The spaceship operator: <=>

The spaceship operator compares two values and returns an integer: -1 if the left side is smaller, 0 if they are equal, and 1 if the left side is larger. It exists mainly to make writing custom sort comparators trivial — the dedicated Null Coalescing & Spaceship page covers that use case in detail.

Spaceship operator

PHP
<?php
var_dump(1 <=> 2); // int(-1)
var_dump(2 <=> 2); // int(0)
var_dump(3 <=> 2); // int(1)
int(-1)
int(0)
int(1)
Comparing arrays

== on two arrays checks that they have the same key/value pairs, regardless of the order the keys appear in. === additionally requires the same order and the same types for every value.

Array comparison

PHP
<?php
$a = ["x" => 1, "y" => 2];
$b = ["y" => 2, "x" => 1];

var_dump($a == $b);  // bool(true)  - same pairs, order ignored
var_dump($a === $b); // bool(false) - different key order
bool(true)
bool(false)

Operator

Meaning

Type-checked?

==

Equal (value only)

No

===

Identical (value and type)

Yes

!= / <>

Not equal (value only)

No

!==

Not identical

Yes

< > <= >=

Ordering

No

<=>

Three-way comparison (-1, 0, 1)

No

  • === and !== never convert types — the safest default for most conditionals.

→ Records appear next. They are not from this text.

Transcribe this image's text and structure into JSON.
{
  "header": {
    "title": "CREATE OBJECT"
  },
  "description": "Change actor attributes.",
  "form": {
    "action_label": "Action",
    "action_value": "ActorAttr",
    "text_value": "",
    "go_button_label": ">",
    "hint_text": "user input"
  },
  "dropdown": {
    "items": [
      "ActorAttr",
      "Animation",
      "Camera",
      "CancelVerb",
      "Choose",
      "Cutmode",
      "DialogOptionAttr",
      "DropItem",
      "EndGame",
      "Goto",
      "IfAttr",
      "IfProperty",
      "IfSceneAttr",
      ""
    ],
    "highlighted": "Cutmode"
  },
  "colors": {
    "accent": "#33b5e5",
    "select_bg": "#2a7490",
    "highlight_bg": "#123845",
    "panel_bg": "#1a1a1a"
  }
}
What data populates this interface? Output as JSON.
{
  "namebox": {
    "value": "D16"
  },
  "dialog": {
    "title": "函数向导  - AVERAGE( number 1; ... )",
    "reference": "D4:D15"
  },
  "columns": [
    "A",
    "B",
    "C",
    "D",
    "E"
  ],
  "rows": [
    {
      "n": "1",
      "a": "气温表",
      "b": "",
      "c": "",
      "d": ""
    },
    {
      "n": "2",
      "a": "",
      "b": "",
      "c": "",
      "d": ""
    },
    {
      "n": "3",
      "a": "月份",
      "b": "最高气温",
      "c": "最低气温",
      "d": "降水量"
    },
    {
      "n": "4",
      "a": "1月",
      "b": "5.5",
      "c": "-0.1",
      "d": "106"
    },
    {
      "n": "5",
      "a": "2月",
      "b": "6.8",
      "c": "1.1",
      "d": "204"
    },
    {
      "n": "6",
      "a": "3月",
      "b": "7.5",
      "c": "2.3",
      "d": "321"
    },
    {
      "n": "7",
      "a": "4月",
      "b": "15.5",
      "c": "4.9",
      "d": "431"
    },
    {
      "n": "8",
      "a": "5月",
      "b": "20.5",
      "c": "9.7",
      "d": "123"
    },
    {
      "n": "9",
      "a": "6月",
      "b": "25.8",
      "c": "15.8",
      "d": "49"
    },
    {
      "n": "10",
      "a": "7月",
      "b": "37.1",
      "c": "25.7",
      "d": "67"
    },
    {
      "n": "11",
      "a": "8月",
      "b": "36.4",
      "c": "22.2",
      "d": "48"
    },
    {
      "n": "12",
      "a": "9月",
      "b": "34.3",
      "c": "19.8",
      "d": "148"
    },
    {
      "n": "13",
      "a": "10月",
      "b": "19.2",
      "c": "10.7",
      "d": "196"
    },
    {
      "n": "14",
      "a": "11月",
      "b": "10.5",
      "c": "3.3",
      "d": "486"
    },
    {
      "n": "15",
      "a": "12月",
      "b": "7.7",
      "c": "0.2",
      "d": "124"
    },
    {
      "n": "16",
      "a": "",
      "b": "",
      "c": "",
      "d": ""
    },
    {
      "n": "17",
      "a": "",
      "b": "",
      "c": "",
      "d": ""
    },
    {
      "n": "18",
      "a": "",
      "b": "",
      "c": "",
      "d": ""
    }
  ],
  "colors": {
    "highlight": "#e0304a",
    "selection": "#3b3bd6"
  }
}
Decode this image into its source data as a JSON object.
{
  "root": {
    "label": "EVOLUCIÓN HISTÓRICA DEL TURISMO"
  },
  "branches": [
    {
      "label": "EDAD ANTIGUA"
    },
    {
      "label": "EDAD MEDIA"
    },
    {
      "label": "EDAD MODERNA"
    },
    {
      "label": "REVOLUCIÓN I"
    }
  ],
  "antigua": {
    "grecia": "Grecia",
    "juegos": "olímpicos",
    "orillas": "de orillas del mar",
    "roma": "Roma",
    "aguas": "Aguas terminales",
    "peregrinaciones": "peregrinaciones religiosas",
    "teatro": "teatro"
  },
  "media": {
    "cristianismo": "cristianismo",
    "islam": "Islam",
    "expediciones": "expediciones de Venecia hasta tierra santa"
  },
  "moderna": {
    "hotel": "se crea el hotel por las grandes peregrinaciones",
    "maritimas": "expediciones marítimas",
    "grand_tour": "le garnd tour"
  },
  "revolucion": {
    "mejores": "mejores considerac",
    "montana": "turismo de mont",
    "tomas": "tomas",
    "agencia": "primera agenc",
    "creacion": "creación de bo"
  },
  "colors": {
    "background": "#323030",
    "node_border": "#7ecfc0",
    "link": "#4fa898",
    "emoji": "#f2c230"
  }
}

  • == and != convert types, which is convenient but can hide bugs.

  • PHP 8 fixed the classic 0 == "abc" surprise: it is now false.

  • <=> returns -1, 0, or 1 and is built for sorting callbacks.

Numeric strings are still special-cased
Even under PHP 8's rules, two strings that both look like numbers — `"10"` and `"1e1"` — are still compared numerically under `==`. The PHP 8 change only affects comparisons between a number and a genuinely non-numeric string.
Tip
Default to `===` and `!==` everywhere unless you have a specific, documented reason to allow type conversion. It removes an entire class of bugs and makes your intent unambiguous to anyone reading the code later.